Find Us On Social Media :

Penyebab Testis Gagal Berfungsi

By J.B. Satrio Nugroho, Jumat, 29 Juni 2012 | 12:00 WIB

Penyebab Testis Gagal Berfungsi

Intisari-Online.com - Hipogonadisme adalah menurunnya fungsi testis yang disebabkan oleh gangguan interaksi hormon, seperti androgen dan testosteron. Hipogonadisme bisa bersifat warisan, atau sesuatu yang terjadi di kemudian hari, seperti cedera atau infeksi.

Hipogondisme primer adalah gagalnya fungsi testis karena masalah di dalam testis itu sendiri. Ada beberapa penyebab, seperti sindrom Klinefelter, yaitu kelainan bawaan pada kromosom seks, X dan Y. Laki-laki biasanya memiliki satu kromosom X dan satu kromosom Y. Dalam sindrom Klinefelter, ada dua atau lebih kromosom X, dan satu kromosom Y.

Kromosom Y mengandung materi genetik yang menentukan jenis kelamin anak dan perkembangan fungsi seksualnya. Kromosom X tambahan yang terjadi pada sindrom Klinefelter menyebabkan perkembangan abnormal dari testis, yang mengakibatkan rendahnya produksi testosteron.

Selain itu, hipogonadisme juga bisa disebabkan karena testis yang tidak turun sebelum lahir. Testis memang berkembang di dalam perut dan bergerak turun ke tempat permanennya di skrotum. Kadang testis tidak turun saat bayi dilahirkan. Tapi kondisi ini akan menjadi normal dalam beberapa tahun pertama kehidupan tanpa pengobatan. Jka tidak dikoreksi pada anak, bisa menyebabkan kerusakan testis dan berkurangnya produksi testosteron.
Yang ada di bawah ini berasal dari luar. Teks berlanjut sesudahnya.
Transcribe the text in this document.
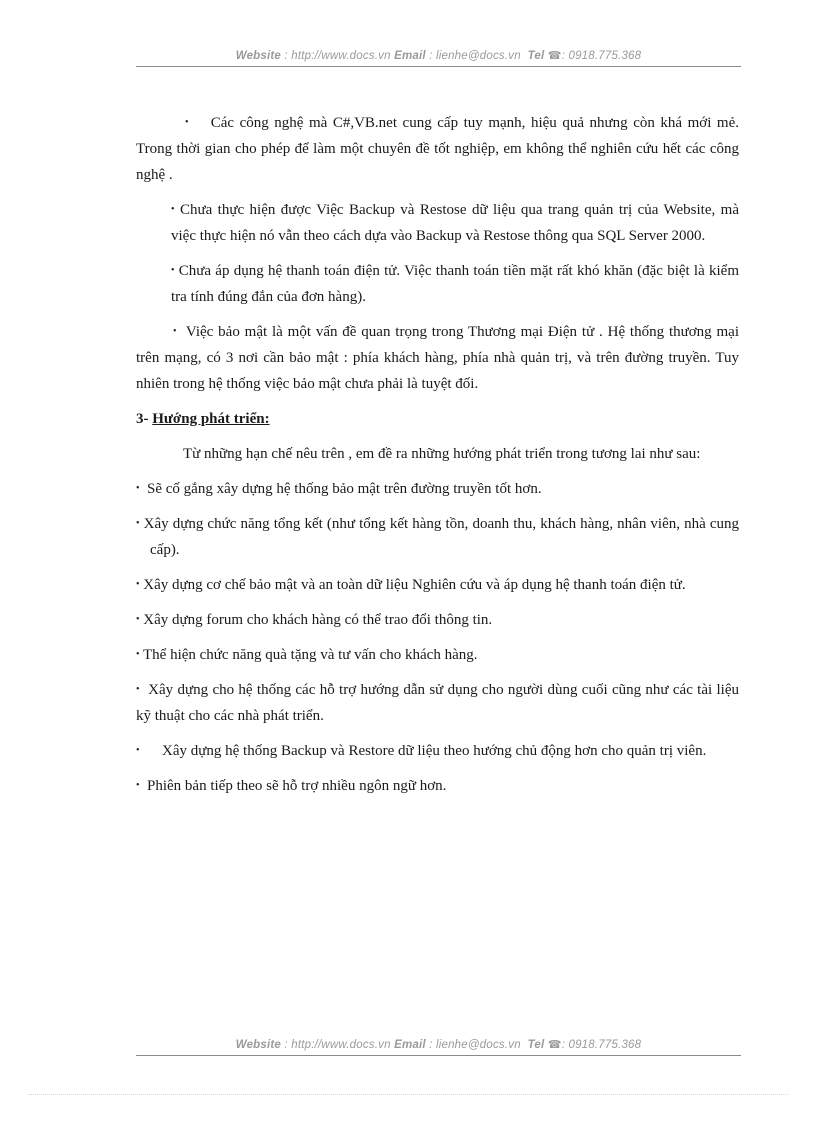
Website : http://www.docs.vn Email : lienhe@docs.vn Tel ☎: 0918.775.368

• Các công nghệ mà C#,VB.net cung cấp tuy mạnh, hiệu quả nhưng còn khá mới mẻ. Trong thời gian cho phép để làm một chuyên đề tốt nghiệp, em không thể nghiên cứu hết các công nghệ .

• Chưa thực hiện được Việc Backup và Restose dữ liệu qua trang quản trị của Website, mà việc thực hiện nó vẫn theo cách dựa vào Backup và Restose thông qua SQL Server 2000.

• Chưa áp dụng hệ thanh toán điện tử. Việc thanh toán tiền mặt rất khó khăn (đặc biệt là kiểm tra tính đúng đắn của đơn hàng).

• Việc bảo mật là một vấn đề quan trọng trong Thương mại Điện tử . Hệ thống thương mại trên mạng, có 3 nơi cần bảo mật : phía khách hàng, phía nhà quản trị, và trên đường truyền. Tuy nhiên trong hệ thống việc bảo mật chưa phải là tuyệt đối.

3- Hướng phát triển:

Từ những hạn chế nêu trên , em đề ra những hướng phát triển trong tương lai như sau:

• Sẽ cố gắng xây dựng hệ thống bảo mật trên đường truyền tốt hơn.

• Xây dựng chức năng tổng kết (như tổng kết hàng tồn, doanh thu, khách hàng, nhân viên, nhà cung cấp).

• Xây dựng cơ chế bảo mật và an toàn dữ liệu Nghiên cứu và áp dụng hệ thanh toán điện tử.

• Xây dựng forum cho khách hàng có thể trao đổi thông tin.

• Thể hiện chức năng quà tặng và tư vấn cho khách hàng.

• Xây dựng cho hệ thống các hỗ trợ hướng dẫn sử dụng cho người dùng cuối cũng như các tài liệu kỹ thuật cho các nhà phát triển.

• Xây dựng hệ thống Backup và Restore dữ liệu theo hướng chủ động hơn cho quản trị viên.

• Phiên bản tiếp theo sẽ hỗ trợ nhiều ngôn ngữ hơn.

Website : http://www.docs.vn Email : lienhe@docs.vn Tel ☎: 0918.775.368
Infeksi gondok yang melibatkan testis selain kelenjar ludah (penyakit gondok orchitis) yang terjadi selama masa remaja atau dewasa juga bisa menyebabkan kerusakan fungsi testis.

Kandungan hemochromatosis besi yang terlalu banyak di dalam darah juga menjadi salah satu penyebab gagalnya fungsi testis.

Karena terletak di luar perut, testis rentan cedera. Kerusakan karena cedera juga bisa menyebabkan hipogonadisme. Namun, Kerusakan pada satu testis tidak dapat mengganggu produksi testosteron secara total.

Pengobatan kanker atau kemoterapi juga memicu kerusakan testis. Radiasi pengobatan kanker mengganggu testosteron dan produksi sperma. Efeknya bersifat sementara, tapi infertilitas permanen dapat terjadi.